L'attacco iraniano arriva come reazione ai raid lanciati poche ore prima dagli Stati Uniti, che secondo il Comando centrale americano (Centcom) hanno colpito oltre 80 obiettivi militari in Iran, tra sistemi di difesa aerea, reti di comando e controllo, postazioni radar costiere e decine di imbarcazioni delle Guardie Rivoluzionarie nello Stretto di Hormuz. Washington ha giustificato l'operazione come risposta ad attacchi iraniani contro tre navi mercantili in transito nello stretto, oltre alla revoca, decisa dal Tesoro Usa, della deroga che permetteva a Teheran di esportare petrolio.
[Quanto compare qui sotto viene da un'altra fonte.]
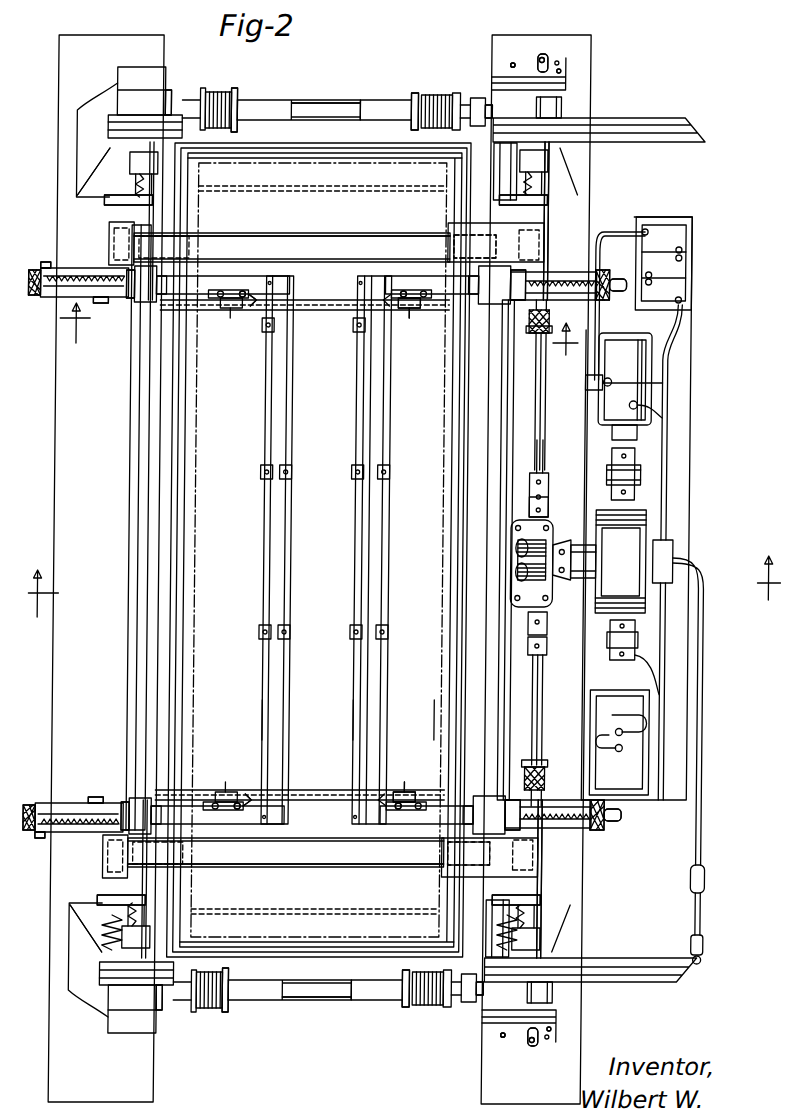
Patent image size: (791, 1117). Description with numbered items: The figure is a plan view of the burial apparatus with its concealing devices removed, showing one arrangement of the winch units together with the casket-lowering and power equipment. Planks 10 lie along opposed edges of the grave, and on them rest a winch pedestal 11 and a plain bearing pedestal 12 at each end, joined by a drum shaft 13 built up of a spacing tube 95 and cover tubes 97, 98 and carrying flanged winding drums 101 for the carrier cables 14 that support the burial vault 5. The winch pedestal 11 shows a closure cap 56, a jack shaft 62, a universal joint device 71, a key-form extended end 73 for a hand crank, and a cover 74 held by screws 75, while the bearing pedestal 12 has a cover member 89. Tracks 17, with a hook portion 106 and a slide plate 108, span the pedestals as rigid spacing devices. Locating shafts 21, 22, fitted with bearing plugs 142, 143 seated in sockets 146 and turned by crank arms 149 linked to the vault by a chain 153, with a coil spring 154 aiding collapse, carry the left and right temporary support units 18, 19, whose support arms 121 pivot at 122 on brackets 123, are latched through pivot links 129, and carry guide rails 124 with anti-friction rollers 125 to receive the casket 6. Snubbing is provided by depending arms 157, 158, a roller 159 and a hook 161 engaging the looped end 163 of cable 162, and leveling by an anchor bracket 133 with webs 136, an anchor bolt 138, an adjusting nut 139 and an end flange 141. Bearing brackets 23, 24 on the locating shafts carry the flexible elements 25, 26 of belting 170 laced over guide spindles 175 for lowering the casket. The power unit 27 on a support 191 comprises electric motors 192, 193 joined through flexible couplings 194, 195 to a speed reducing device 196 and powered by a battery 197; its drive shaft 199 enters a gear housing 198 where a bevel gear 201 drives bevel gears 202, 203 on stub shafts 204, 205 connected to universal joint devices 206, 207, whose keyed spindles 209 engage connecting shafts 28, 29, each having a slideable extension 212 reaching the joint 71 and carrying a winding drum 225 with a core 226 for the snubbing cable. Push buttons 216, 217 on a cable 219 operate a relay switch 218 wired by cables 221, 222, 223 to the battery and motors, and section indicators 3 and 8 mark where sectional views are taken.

The section line 3- 3 is at (401, 588).
The burial vault 5 is at (305, 145).
The casket 6 is at (312, 945).
The section line 8- 8 is at (321, 337).
The planks 10 is at (163, 52).
The winch pedestal 11 is at (491, 86).
The plain bearing pedestal 12 is at (162, 73).
The drum shaft 13 is at (302, 103).
The carrier cables 14 is at (208, 130).
The tracks 17 is at (142, 122).
The left temporary support unit 18 is at (262, 540).
The right temporary support unit 19 is at (394, 540).
The locating shaft 21 is at (132, 535).
The locating shaft 22 is at (503, 395).
The bearing bracket 23 is at (110, 223).
The bearing bracket 24 is at (449, 230).
The flexible element 25 is at (255, 236).
The flexible element 26 is at (222, 860).
The power unit 27 is at (696, 332).
The connecting shaft 28 is at (548, 397).
The connecting shaft 29 is at (546, 728).
The closure cap 56 is at (484, 106).
The jack shaft 62 is at (512, 63).
The universal joint device 71 is at (530, 160).
The extended end 73 is at (548, 58).
The cover 74 is at (541, 58).
The screws 75 is at (492, 60).
The cover member 89 is at (168, 92).
The spacing tube 95 is at (345, 100).
The cover tube 97 is at (385, 97).
The cover tube 98 is at (275, 100).
The flanged winding drum 101 is at (236, 94).
The hook portion 106 is at (108, 119).
The slide plate 108 is at (463, 98).
The support arm 121 is at (436, 848).
The pivot connection 122 is at (165, 300).
The bracket 123 is at (160, 268).
The guide rails 124 is at (266, 722).
The anti-friction rollers 125 is at (357, 474).
The pivot links 129 is at (232, 290).
The anchor bracket 133 is at (86, 268).
The webs 136 is at (112, 268).
The anchor bolt 138 is at (96, 305).
The adjusting nut 139 is at (34, 296).
The end flange 141 is at (48, 262).
The bearing plug 142 is at (145, 160).
The bearing plug 143 is at (138, 975).
The sockets 146 is at (114, 152).
The crank arms 149 is at (110, 200).
The chain 153 is at (352, 192).
The coil spring 154 is at (118, 935).
The depending arm 157 is at (228, 305).
The depending arm 158 is at (405, 300).
The cylindrical roller 159 is at (236, 298).
The hook portion 161 is at (406, 308).
The cable 162 is at (345, 300).
The looped end 163 is at (400, 310).
The belting 170 is at (367, 240).
The guide spindle 175 is at (160, 237).
The support 191 is at (683, 455).
The electric motor 192 is at (655, 358).
The electric motor 193 is at (648, 760).
The flexible coupling 194 is at (645, 478).
The flexible coupling 195 is at (641, 652).
The speed reducing device 196 is at (650, 523).
The battery 197 is at (676, 270).
The gear housing 198 is at (553, 535).
The drive shaft 199 is at (570, 580).
The bevel gear 201 is at (534, 560).
The bevel gear 202 is at (520, 546).
The bevel gear 203 is at (520, 572).
The stub shaft 204 is at (550, 516).
The stub shaft 205 is at (550, 622).
The universal joint device 206 is at (550, 492).
The universal joint device 207 is at (550, 645).
The keyed spindles 209 is at (544, 462).
The slideable extension 212 is at (549, 208).
The push button 216 is at (710, 958).
The push button 217 is at (712, 878).
The relay switch 218 is at (678, 548).
The cable 219 is at (709, 836).
The cable 221 is at (672, 381).
The cable 222 is at (668, 418).
The cable 223 is at (638, 686).
The winding drum 225 is at (534, 338).
The core 226 is at (548, 338).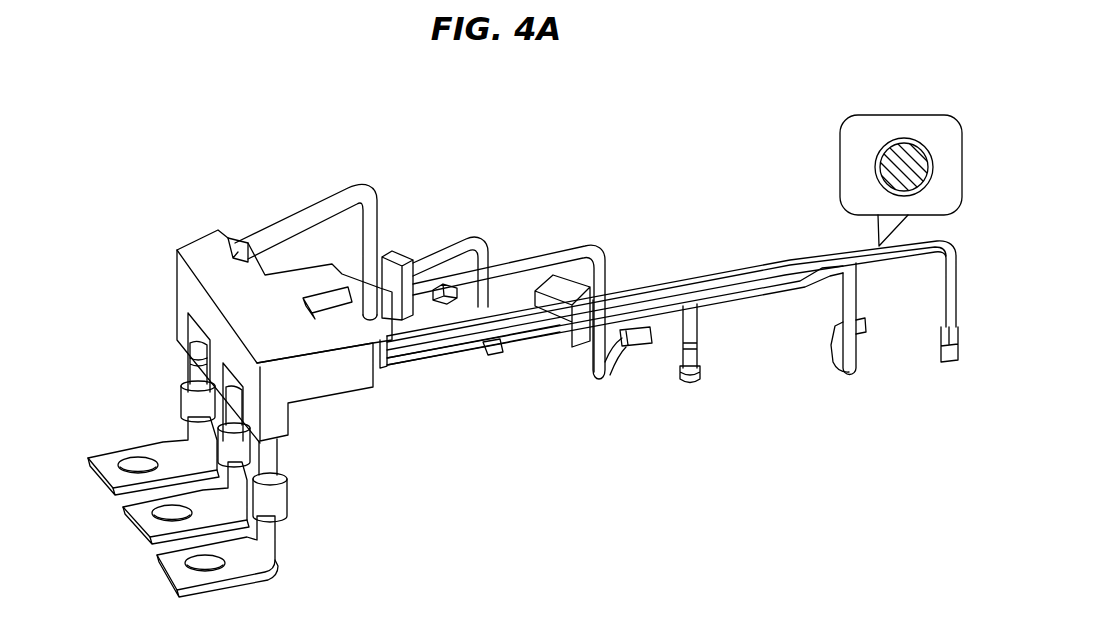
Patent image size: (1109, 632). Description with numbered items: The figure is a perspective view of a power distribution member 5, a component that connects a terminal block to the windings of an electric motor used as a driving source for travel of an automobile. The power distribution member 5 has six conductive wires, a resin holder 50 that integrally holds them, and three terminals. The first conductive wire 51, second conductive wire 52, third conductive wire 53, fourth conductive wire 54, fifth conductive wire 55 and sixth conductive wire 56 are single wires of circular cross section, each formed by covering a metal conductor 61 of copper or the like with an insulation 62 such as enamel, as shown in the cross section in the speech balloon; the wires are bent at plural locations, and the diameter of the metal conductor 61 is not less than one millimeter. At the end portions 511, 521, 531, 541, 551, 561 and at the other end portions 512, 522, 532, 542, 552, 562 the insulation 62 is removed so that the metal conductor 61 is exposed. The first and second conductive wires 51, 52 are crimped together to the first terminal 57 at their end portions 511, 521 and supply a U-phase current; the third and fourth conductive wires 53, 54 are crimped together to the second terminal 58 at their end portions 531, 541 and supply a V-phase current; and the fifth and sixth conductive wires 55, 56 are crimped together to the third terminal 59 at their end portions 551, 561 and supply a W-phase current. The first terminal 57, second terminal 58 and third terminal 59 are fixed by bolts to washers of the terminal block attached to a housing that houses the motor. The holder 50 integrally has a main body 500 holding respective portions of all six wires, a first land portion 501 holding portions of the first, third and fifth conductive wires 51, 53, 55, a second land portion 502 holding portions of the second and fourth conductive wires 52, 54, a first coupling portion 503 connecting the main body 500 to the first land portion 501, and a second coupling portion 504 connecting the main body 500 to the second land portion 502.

The power distribution member 5 is at (673, 161).
The holder 50 is at (177, 272).
The main body 500 is at (203, 250).
The first land portion 501 is at (577, 340).
The second land portion 502 is at (388, 257).
The first coupling portion 503 is at (477, 343).
The second coupling portion 504 is at (362, 313).
The first conductive wire 51 is at (733, 275).
The end portion 511 is at (271, 472).
The other end portion 512 is at (949, 367).
The second conductive wire 52 is at (533, 258).
The end portion 521 is at (262, 458).
The other end portion 522 is at (643, 346).
The third conductive wire 53 is at (742, 297).
The end portion 531 is at (233, 418).
The other end portion 532 is at (862, 327).
The fourth conductive wire 54 is at (427, 267).
The end portion 541 is at (193, 389).
The other end portion 542 is at (491, 352).
The fifth conductive wire 55 is at (692, 329).
The end portion 551 is at (200, 364).
The other end portion 552 is at (688, 381).
The sixth conductive wire 56 is at (354, 192).
The end portion 561 is at (190, 345).
The other end portion 562 is at (450, 303).
The first terminal 57 is at (168, 560).
The second terminal 58 is at (133, 512).
The third terminal 59 is at (105, 460).
The metal conductor 61 is at (893, 153).
The insulation 62 is at (907, 140).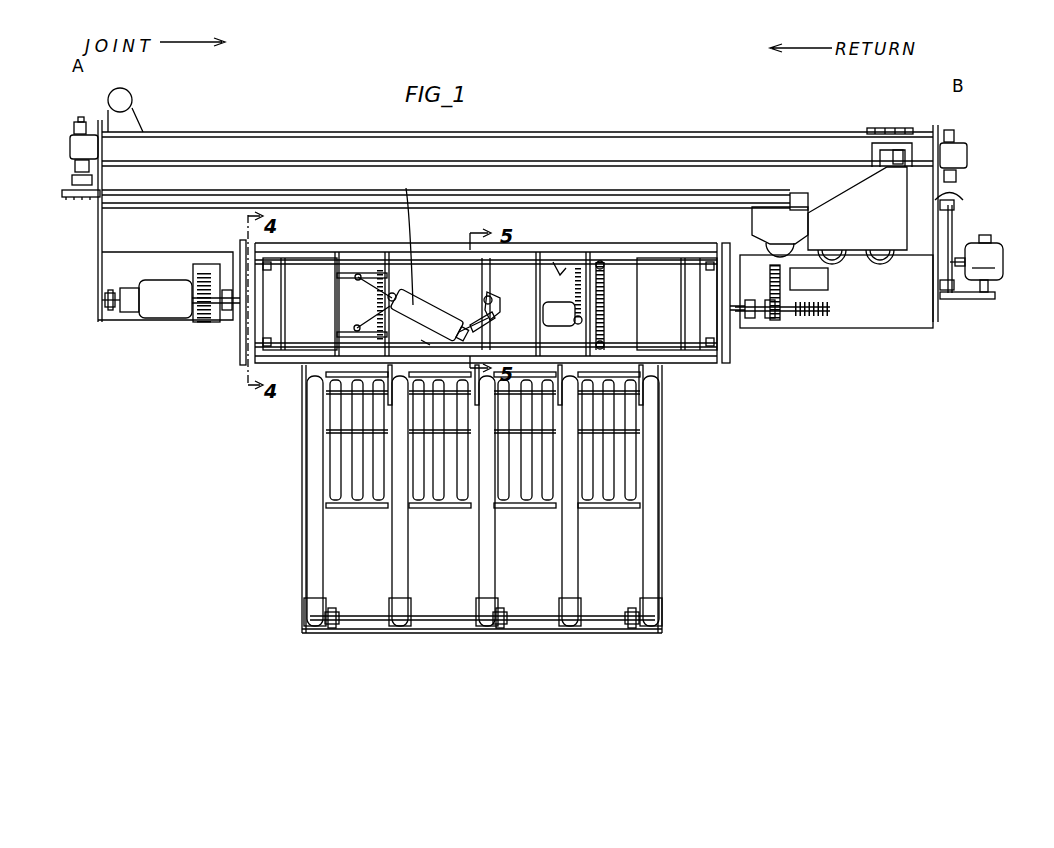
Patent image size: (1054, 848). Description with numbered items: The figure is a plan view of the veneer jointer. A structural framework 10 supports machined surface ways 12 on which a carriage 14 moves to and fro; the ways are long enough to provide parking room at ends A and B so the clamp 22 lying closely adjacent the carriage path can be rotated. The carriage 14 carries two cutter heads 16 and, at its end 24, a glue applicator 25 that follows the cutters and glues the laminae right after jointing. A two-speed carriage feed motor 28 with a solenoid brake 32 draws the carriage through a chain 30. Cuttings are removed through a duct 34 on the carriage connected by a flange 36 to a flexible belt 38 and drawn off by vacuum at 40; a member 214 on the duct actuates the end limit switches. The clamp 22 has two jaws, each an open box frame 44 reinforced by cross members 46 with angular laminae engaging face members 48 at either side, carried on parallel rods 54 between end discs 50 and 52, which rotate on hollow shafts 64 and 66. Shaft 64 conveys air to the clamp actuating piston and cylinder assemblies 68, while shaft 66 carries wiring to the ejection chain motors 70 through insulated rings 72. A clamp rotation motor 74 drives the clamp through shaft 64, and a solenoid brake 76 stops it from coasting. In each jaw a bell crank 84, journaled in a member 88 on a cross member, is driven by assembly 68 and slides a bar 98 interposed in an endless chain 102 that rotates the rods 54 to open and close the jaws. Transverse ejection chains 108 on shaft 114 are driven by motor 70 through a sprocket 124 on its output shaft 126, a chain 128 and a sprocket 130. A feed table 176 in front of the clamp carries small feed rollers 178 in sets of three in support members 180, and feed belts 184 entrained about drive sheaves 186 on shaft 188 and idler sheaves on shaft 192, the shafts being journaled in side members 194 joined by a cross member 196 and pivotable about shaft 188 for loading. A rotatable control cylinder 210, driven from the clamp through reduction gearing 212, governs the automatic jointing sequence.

The structural framework 10 is at (110, 224).
The machined surface ways 12 is at (692, 202).
The carriage 14 is at (873, 200).
The cutter heads 16 is at (878, 262).
The clamp 22 is at (584, 243).
The end of carriage 24 is at (807, 217).
The glue applicator 25 is at (785, 220).
The carriage feed motor 28 is at (992, 272).
The chain 30 is at (95, 200).
The solenoid brake 32 is at (991, 237).
The duct 34 is at (898, 158).
The flange 36 is at (873, 156).
The flexible belt 38 is at (750, 145).
The vacuum 40 is at (131, 96).
The open box frame 44 is at (664, 254).
The cross members 46 is at (292, 312).
The laminae engaging face members 48 is at (400, 247).
The end support member or disc 50 is at (241, 352).
The end support member or disc 52 is at (741, 343).
The longitudinally disposed parallel rods 54 is at (302, 262).
The shaft 64 is at (210, 320).
The shaft 66 is at (763, 320).
The clamp actuating pneumatic piston and cylinder assemblies 68 is at (418, 305).
The ejection chain motors 70 is at (598, 337).
The insulated rings 72 is at (812, 322).
The clamp rotation motor 74 is at (153, 303).
The solenoid brake 76 is at (102, 313).
The bell crank 84 is at (500, 318).
The member 88 is at (502, 300).
The bar 98 is at (484, 298).
The endless chain 102 is at (491, 273).
The endless chains 108 is at (376, 312).
The shaft 114 is at (421, 340).
The sprocket 124 is at (602, 289).
The motor output shaft 126 is at (603, 316).
The chain 128 is at (574, 288).
The sprocket 130 is at (603, 270).
The feed table 176 is at (523, 639).
The small feed rollers 178 is at (632, 453).
The support members 180 is at (596, 507).
The feed belts 184 is at (316, 556).
The drive sheaves 186 is at (580, 612).
The shaft 188 is at (425, 622).
The shaft 192 is at (355, 390).
The side members 194 is at (303, 492).
The cross member 196 is at (352, 437).
The rotatable control cylinder 210 is at (818, 278).
The reduction gearing 212 is at (770, 293).
The member 214 is at (882, 128).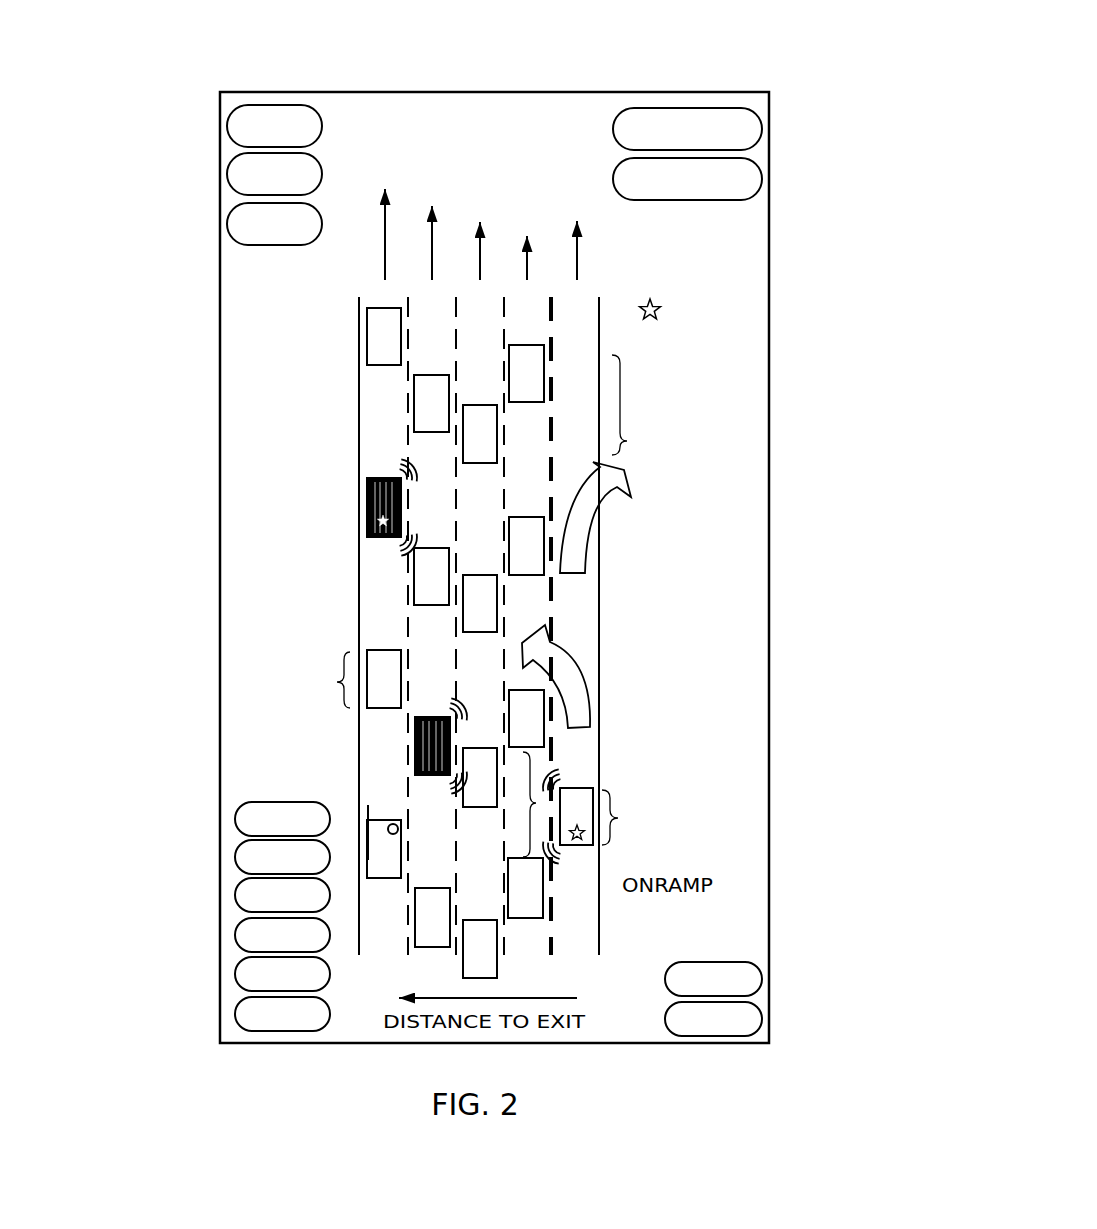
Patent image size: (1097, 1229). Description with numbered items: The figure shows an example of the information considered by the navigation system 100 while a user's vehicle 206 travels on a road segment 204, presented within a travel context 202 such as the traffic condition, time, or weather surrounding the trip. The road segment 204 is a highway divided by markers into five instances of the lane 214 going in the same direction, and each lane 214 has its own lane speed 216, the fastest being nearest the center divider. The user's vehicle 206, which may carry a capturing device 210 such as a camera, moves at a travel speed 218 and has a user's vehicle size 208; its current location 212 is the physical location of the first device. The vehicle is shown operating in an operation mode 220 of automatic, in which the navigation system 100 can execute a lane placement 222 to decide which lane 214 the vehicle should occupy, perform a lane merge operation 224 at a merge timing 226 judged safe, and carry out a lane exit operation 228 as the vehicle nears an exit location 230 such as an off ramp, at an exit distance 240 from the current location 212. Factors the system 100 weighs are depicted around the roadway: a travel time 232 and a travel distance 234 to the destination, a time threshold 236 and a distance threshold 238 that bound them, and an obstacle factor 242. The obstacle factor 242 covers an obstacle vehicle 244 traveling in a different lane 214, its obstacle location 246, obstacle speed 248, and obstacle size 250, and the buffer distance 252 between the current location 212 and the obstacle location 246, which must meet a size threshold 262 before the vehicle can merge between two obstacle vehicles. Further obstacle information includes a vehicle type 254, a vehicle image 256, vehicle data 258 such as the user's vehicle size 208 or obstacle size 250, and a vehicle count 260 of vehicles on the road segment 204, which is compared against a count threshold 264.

The navigation system 100 is at (178, 52).
The travel context 202 is at (697, 90).
The road segment 204 is at (358, 340).
The user's vehicle 206 is at (582, 783).
The user's vehicle size 208 is at (620, 818).
The capturing device 210 is at (391, 826).
The current location 212 is at (577, 846).
The lane 214 is at (385, 420).
The lane speed 216 is at (425, 218).
The travel speed 218 is at (586, 795).
The operation mode 220 is at (750, 117).
The lane placement 222 is at (745, 175).
The lane merge operation 224 is at (562, 640).
The merge timing 226 is at (582, 672).
The lane exit operation 228 is at (623, 470).
The exit location 230 is at (652, 297).
The travel time 232 is at (240, 118).
The travel distance 234 is at (232, 165).
The time threshold 236 is at (282, 819).
The distance threshold 238 is at (282, 857).
The exit distance 240 is at (625, 405).
The obstacle factor 242 is at (282, 895).
The obstacle vehicle 244 is at (367, 508).
The obstacle location 246 is at (368, 522).
The obstacle speed 248 is at (363, 465).
The obstacle size 250 is at (337, 682).
The buffer distance 252 is at (537, 808).
The vehicle type 254 is at (282, 935).
The vehicle image 256 is at (282, 974).
The vehicle data 258 is at (282, 1014).
The vehicle count 260 is at (250, 223).
The size threshold 262 is at (713, 979).
The count threshold 264 is at (713, 1019).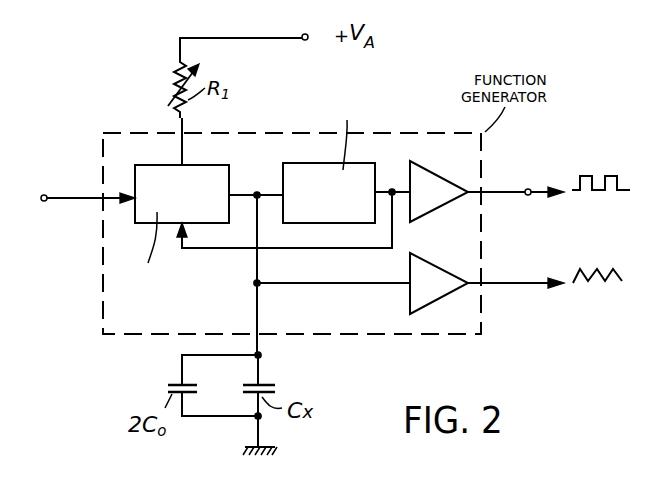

Nel frattempo l'Iran vive l'ultimo atto delle cerimonie funebri per la Guida suprema Ali Khamenei, ucciso il 28 febbraio scorso in un raid congiunto israelo-americano che aveva segnato l'inizio del conflitto. Dopo i cortei a Teheran e la cerimonia nella città santa di Qom, migliaia di persone si sono radunate a Mashhad per l'ultima tappa delle esequie, durate sei giorni complessivi tra Iran e Iraq. Il feretro dell'ex leader, alla guida del Paese per quasi 37 anni, è stato accompagnato in un lungo corteo attraverso la città fino al santuario dell'ottavo imam sciita, dove è prevista la sepoltura.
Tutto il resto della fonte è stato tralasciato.